The concept of their design is focused on conveying the beauty of the endless snowy steppes, the snow-covered barks of birch trees, the ice crystals of frozen rivers and snowflakes – here, the lacy diamond motifs perfectly suited the task at hand. Looking closely at the brooches, the pendant on the centrepiece necklace and the rings made with sapphires and padparadschas, then you’ll immediately spot their similarity to a ‘kokoshnik’. This traditional Russian headdress boats an attractive, fan-shaped design, which looks particularly effective when applied to jewellery, and is immediately identifiable as a symbol of Russia.
The winter theme lends the jewellery’s colour palette a certain tone, and so all the jewels have been made from colourless diamonds.
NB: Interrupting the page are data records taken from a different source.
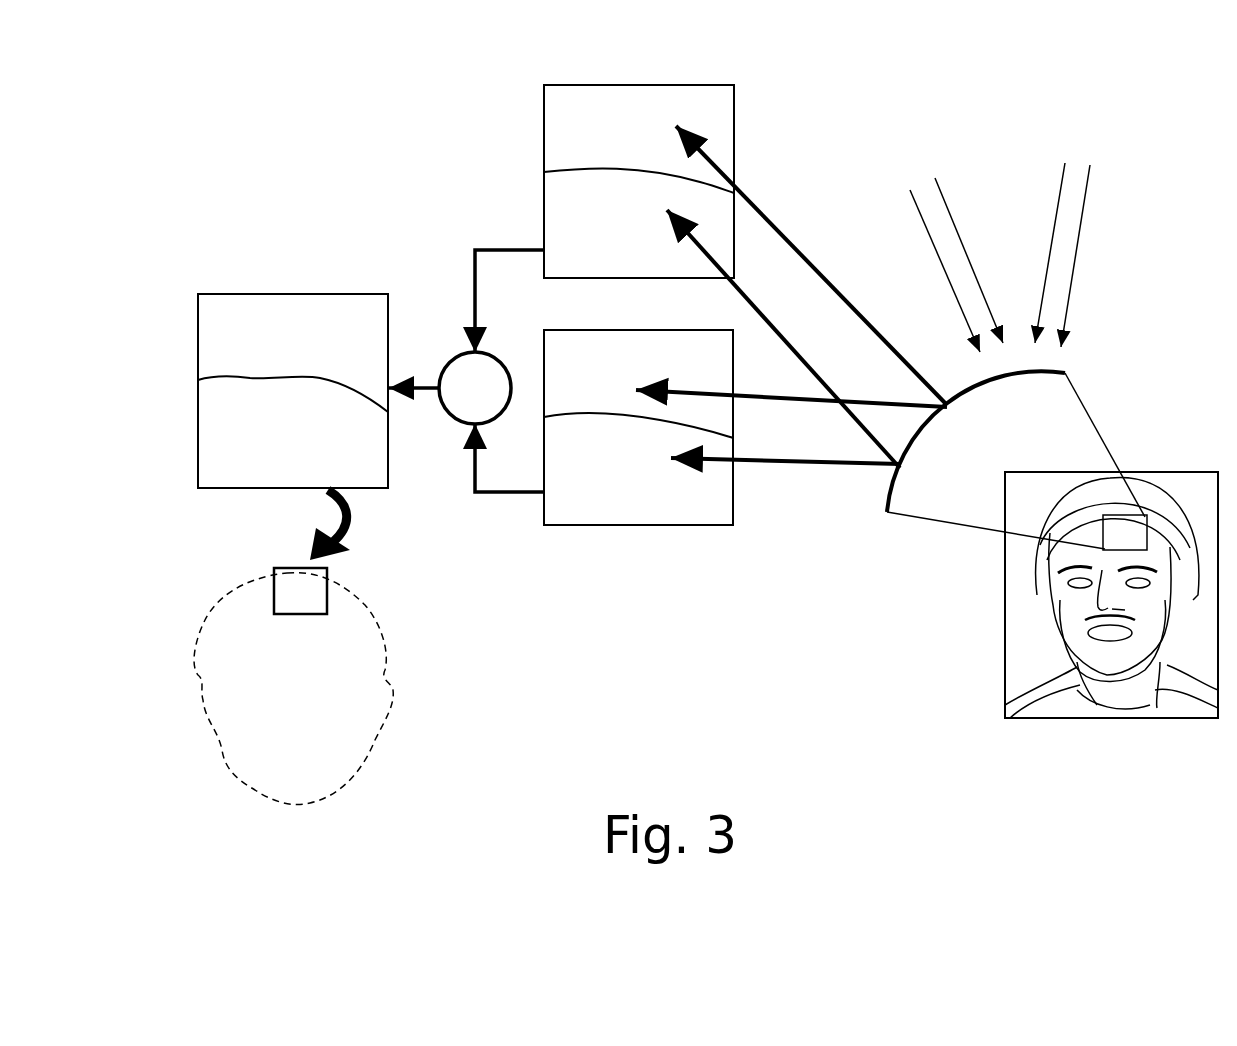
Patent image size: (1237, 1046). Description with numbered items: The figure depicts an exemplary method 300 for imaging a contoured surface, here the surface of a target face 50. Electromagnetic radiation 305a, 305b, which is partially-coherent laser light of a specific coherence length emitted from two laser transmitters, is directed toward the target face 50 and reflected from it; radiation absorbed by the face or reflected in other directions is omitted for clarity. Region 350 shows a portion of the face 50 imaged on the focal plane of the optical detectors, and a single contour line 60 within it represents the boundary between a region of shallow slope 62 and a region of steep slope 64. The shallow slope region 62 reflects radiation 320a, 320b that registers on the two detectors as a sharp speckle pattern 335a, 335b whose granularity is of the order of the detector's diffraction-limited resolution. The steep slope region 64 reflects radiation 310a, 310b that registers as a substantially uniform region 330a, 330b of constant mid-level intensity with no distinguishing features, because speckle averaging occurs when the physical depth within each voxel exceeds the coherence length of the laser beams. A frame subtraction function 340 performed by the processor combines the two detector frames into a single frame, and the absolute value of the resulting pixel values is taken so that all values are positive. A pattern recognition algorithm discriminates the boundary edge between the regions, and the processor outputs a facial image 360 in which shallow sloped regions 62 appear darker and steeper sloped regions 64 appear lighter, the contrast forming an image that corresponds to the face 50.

The method for imaging a contoured surface 300 is at (296, 98).
The electromagnetic radiation 305a is at (950, 167).
The electromagnetic radiation 305b is at (1110, 165).
The radiation reflected from steep slope region 310a is at (787, 233).
The radiation reflected from shallow slope region 320a is at (787, 331).
The radiation reflected from steep slope region 310b is at (768, 403).
The radiation reflected from shallow slope region 320b is at (837, 467).
The substantially uniform region 330a is at (553, 118).
The sharp speckle pattern 335a is at (550, 200).
The substantially uniform region 330b is at (618, 347).
The sharp speckle pattern 335b is at (603, 517).
The frame subtraction function 340 is at (448, 368).
The region 350 is at (198, 402).
The contour line 60 is at (250, 378).
The shallow slope region 62 is at (238, 477).
The steep slope region 64 is at (252, 312).
The facial image 360 is at (390, 716).
The target face 50 is at (1012, 672).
Their monochrome colour palette is tinted only by the Ceylon sapphires that reflect the clean ethereal blue of the day’s sky, and the orange-pink shades of the padparadschas reminiscent of the dawn and dusk.
The transformable necklace, made of white and rose gold with two Ceylon sapphires weighing 16.31 and 9.03 carats of a 'sunset' padparadscha hue, has inevitably adopted a central place in this stunning collection. The sapphires are surrounded by diamonds, the largest of which is 1.13 carats. Thanks to the necklace’s removable pendant, it can be worn in ten different ways, turning, for example, a large evening piece with a pendant into a much simpler diamond necklace.
Another Ceylonese padparadscha sapphire weighing nearly more than 7 carats and with similar characteristics adorns a diamond bracelet, which imitates the movement of fabric with its “emmaillement” lattice work, as well as a ring with a 3.03 carat stone. Their Madagascan cousins adorn a pair of earrings and a brooch. Snow-white diamonds and velvety blue Ceylonese sapphires are central elements of the remaining pieces.
Well there you have it! Now that we’ve enjoyed a Chaumet winter, we’ll be looking forward to things getting warmer, and the continuation of this jewellery series.